When you created a blue core memory for Riley, Joy couldn’t handle it. Instead of accepting that not every foundational moment in life can be a happy one, she tried to destroy it—to erase any memory that wasn’t happy. Because Joy liked how it was in Riley’s head. It was perfect up there as it was.
There’s something about you, Sadness, that messes with ideas of perfection.
Because, let’s admit it, you’re a little messy. You come with tears and sometimes snot and a splotchy face and a cracking voice. You’re not something we like showing the world.
You’re not something I like showing the world.

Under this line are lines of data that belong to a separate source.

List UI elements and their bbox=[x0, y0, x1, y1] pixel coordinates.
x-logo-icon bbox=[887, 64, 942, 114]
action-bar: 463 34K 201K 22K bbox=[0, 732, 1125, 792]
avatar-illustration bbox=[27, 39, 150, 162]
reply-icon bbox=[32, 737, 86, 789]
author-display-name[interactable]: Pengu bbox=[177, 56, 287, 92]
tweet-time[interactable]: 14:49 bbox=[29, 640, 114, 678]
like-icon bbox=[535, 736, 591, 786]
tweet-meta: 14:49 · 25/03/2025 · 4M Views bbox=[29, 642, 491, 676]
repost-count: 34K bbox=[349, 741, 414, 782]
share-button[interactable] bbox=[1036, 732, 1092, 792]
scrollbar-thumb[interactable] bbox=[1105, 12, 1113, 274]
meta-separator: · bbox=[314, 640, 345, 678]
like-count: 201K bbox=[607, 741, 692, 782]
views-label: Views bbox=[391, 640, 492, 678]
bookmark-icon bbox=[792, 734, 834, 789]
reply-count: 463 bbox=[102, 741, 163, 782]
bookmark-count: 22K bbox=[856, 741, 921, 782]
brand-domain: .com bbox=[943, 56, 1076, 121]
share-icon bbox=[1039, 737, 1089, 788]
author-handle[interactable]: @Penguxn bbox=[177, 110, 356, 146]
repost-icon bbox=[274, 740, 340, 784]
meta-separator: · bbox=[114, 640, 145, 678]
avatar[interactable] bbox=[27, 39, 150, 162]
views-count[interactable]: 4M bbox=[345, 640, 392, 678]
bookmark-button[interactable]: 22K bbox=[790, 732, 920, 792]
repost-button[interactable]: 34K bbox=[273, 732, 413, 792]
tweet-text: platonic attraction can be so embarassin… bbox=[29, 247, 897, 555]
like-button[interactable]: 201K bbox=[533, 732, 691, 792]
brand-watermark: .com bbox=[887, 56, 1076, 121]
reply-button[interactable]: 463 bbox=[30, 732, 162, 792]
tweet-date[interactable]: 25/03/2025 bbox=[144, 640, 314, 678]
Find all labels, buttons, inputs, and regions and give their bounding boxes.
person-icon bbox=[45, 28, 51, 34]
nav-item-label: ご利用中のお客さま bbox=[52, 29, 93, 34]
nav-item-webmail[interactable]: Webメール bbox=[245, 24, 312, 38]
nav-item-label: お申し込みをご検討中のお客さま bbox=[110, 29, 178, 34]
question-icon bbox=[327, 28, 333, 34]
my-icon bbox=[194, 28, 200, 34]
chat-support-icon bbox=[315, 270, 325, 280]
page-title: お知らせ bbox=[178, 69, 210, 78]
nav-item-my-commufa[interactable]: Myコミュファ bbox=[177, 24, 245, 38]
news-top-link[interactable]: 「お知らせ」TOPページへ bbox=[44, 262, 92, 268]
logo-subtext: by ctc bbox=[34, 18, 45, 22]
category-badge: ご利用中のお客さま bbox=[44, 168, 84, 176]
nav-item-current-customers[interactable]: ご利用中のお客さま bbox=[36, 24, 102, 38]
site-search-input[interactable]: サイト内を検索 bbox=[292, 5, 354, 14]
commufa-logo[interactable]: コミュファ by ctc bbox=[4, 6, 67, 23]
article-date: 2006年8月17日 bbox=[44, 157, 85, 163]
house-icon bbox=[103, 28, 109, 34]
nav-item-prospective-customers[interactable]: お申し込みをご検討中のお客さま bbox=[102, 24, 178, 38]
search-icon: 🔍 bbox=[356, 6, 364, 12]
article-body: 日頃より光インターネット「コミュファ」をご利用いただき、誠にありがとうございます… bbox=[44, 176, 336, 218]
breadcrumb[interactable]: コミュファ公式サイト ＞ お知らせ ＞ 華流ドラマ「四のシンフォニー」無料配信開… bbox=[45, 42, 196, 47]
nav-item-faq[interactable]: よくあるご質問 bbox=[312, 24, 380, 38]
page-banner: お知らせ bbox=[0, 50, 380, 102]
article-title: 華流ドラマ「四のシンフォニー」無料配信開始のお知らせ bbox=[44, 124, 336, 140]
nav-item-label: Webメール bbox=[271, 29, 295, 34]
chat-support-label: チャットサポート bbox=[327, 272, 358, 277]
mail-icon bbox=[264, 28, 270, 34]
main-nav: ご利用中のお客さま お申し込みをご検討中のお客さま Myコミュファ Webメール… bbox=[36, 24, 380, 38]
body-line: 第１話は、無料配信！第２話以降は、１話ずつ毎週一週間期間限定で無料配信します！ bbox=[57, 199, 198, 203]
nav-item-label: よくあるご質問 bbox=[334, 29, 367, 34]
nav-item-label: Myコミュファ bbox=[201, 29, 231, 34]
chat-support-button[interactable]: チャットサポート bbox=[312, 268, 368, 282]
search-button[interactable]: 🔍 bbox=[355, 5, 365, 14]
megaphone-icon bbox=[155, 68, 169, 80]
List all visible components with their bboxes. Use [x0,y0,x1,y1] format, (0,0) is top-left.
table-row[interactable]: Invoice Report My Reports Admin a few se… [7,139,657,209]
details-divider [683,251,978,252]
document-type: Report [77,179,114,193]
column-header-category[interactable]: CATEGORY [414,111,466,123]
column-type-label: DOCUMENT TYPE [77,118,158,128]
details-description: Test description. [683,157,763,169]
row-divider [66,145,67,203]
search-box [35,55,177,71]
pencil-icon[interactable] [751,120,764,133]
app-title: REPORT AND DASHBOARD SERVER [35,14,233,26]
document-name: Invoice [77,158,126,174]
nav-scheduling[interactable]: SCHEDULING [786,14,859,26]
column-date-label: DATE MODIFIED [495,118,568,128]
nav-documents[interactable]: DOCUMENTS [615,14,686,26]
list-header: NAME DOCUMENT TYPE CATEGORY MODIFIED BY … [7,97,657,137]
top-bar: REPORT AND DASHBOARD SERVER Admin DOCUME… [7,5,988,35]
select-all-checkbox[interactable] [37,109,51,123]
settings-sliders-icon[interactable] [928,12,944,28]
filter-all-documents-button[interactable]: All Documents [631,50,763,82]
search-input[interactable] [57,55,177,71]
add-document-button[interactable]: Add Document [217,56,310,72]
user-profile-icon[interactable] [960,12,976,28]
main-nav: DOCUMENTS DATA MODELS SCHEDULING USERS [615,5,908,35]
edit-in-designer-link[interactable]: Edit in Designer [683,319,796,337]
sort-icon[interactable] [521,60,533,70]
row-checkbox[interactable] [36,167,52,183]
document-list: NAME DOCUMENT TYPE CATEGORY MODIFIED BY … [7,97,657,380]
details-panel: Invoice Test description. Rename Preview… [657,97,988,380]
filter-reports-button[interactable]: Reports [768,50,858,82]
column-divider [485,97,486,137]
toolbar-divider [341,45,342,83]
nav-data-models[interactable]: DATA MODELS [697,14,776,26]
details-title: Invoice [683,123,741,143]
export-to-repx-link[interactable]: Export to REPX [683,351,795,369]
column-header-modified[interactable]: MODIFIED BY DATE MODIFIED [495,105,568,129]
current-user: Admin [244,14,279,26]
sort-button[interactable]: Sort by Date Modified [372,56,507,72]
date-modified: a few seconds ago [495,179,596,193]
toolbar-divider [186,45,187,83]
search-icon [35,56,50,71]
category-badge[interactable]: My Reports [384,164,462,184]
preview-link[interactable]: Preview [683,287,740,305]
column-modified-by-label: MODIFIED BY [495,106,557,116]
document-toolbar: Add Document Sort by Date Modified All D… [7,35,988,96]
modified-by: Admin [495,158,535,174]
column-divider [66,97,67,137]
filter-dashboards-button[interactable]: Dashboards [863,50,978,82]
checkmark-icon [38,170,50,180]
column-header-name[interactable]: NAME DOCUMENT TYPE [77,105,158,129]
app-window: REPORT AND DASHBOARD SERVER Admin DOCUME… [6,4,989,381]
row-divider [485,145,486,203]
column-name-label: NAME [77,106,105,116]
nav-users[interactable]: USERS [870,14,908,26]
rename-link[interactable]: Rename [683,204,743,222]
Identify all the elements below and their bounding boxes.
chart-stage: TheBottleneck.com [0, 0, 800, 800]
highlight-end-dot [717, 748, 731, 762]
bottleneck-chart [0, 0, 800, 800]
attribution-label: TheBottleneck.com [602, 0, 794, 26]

I have worked so hard to keep you in your circle. I have tried to explain that other people around me are going through really hard things, so there’s no place for you right now. I have pleaded and begged for you to understand that I have a job to do—and that job is to cheer people up, to be a beacon of positivity, to brighten the days of everyone I come across.
But you didn’t listen.
You didn’t listen when Riley needed to be happy for her parents, and you didn’t listen when I needed to be happy for the people around me who are struggling.
You didn’t stay in your circle.
That’s what depression feels like for me.
It’s when you don’t stay in your circle.